Figure 2.

RNAi-mediated suppression of CEP290 inhibits primary cilia formation. (A) Western blotting of CP110 and CEP290 in RPE-1 cells treated with control, CP110, CEP290, or both siRNAs. α-tubulin was used as a loading control. (B) U2OS cells were arrested at S phase with hydroxyurea for 48 hr after siRNA transfection.

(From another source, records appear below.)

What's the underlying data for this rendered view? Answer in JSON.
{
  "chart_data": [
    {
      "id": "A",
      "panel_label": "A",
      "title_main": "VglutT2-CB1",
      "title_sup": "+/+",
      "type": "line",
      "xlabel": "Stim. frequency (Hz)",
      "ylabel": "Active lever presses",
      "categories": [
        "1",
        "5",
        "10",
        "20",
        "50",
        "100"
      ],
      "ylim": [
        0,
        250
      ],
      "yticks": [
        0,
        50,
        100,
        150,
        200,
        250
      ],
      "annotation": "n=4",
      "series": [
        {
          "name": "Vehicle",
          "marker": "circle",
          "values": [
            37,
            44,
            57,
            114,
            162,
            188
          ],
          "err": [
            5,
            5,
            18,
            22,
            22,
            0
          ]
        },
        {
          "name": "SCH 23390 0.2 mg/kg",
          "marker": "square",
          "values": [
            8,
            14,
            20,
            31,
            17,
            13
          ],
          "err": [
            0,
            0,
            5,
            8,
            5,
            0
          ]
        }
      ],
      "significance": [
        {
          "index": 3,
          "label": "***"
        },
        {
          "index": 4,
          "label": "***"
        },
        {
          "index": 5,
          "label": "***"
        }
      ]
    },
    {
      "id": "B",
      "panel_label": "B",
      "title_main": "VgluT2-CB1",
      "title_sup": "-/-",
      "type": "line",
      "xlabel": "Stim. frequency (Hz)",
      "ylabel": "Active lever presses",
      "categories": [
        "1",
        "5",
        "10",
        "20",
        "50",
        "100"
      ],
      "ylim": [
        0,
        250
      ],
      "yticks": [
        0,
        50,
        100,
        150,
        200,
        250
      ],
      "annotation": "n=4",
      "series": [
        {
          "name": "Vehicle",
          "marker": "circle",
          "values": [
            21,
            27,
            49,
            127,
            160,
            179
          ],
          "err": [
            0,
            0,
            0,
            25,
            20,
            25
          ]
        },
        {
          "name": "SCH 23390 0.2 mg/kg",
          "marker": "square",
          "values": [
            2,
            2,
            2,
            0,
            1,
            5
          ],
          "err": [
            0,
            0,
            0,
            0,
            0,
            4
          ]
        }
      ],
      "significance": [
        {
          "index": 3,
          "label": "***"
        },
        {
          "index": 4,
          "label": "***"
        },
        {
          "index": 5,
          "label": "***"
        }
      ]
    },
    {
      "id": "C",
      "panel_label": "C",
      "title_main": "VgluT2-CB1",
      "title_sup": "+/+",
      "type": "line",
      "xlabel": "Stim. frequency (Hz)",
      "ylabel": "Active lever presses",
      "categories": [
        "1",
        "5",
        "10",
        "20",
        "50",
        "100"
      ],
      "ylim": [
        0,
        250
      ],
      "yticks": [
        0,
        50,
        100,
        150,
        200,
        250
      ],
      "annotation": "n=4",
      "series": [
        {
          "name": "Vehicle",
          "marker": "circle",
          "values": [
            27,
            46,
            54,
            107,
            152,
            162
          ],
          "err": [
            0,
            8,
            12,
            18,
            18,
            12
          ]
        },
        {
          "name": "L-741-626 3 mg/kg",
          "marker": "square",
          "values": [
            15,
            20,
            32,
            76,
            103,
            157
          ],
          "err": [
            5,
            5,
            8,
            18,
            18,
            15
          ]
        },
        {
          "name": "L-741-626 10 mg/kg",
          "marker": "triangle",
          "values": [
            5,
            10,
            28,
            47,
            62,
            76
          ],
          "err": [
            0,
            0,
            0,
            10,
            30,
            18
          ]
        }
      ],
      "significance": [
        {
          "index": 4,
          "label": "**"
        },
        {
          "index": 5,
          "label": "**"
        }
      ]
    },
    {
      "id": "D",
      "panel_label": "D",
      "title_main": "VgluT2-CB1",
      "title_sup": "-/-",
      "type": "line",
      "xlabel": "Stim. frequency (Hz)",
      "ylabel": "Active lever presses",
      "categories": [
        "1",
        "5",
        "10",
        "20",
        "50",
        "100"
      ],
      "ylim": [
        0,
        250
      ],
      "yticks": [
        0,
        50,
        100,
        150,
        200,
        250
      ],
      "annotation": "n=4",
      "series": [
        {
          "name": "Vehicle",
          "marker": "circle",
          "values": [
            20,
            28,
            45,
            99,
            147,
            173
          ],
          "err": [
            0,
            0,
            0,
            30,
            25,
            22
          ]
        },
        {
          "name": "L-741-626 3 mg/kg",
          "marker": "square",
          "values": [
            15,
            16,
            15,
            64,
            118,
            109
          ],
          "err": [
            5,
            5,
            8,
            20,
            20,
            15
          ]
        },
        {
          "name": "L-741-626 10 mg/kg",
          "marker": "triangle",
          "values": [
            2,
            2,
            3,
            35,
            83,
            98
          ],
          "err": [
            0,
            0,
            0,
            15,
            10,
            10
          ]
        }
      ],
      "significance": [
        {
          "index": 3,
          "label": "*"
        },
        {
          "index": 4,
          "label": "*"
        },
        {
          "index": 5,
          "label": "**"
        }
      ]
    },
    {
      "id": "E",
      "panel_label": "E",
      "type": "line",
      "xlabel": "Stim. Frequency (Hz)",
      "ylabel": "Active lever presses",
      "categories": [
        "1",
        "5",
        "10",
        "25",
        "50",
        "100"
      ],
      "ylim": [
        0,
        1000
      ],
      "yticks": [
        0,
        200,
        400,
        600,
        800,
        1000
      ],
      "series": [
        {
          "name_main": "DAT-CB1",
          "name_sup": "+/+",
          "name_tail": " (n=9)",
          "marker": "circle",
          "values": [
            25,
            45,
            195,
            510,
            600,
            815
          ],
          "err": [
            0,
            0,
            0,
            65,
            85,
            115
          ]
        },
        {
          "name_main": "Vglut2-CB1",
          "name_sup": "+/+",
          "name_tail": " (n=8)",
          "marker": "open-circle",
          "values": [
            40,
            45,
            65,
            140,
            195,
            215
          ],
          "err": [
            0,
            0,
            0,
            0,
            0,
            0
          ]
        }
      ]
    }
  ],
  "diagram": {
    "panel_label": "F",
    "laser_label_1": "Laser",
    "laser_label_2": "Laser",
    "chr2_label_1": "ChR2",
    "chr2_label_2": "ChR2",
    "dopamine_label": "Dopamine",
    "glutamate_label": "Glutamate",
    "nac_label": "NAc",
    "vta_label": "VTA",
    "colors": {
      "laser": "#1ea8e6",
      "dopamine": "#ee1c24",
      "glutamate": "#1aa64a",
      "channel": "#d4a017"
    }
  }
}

The percentages of cells with more than two γ-tubulin dots, indicative of centrosome over-duplication, were determined. (C) The percentages of U2OS cells with well-separated γ-tubulin dots, indicative of premature centrosome separation, were determined. (D) The percentages of binucleate WI38 cells, indicative of cytokinesis failure, were determined. (E) The percentages of growing RPE-1 cells with primary cilia were determined using acetylated tubulin as a marker. (F) RPE-1 cells transiently transfected with control or CEP290 siRNAs, induced to quiescence, stained with antibodies to glutamylated tubulin (GT335, green), CEP290 (red), and with DAPI (blue). Bar: 10 μM; insets: 2 μM. (G) The percentages of quiescent RPE-1 cells with primary cilia were determined using either acetylated tubulin (Ac. tub.) or gltuamylated tubulin (GT335) as a marker. In (B), (C), (D), (E) or (G), average data obtained from three independent experiments were shown. Error bars represent +/- S.D. About 200 cells for each siRNA condition were scored each time.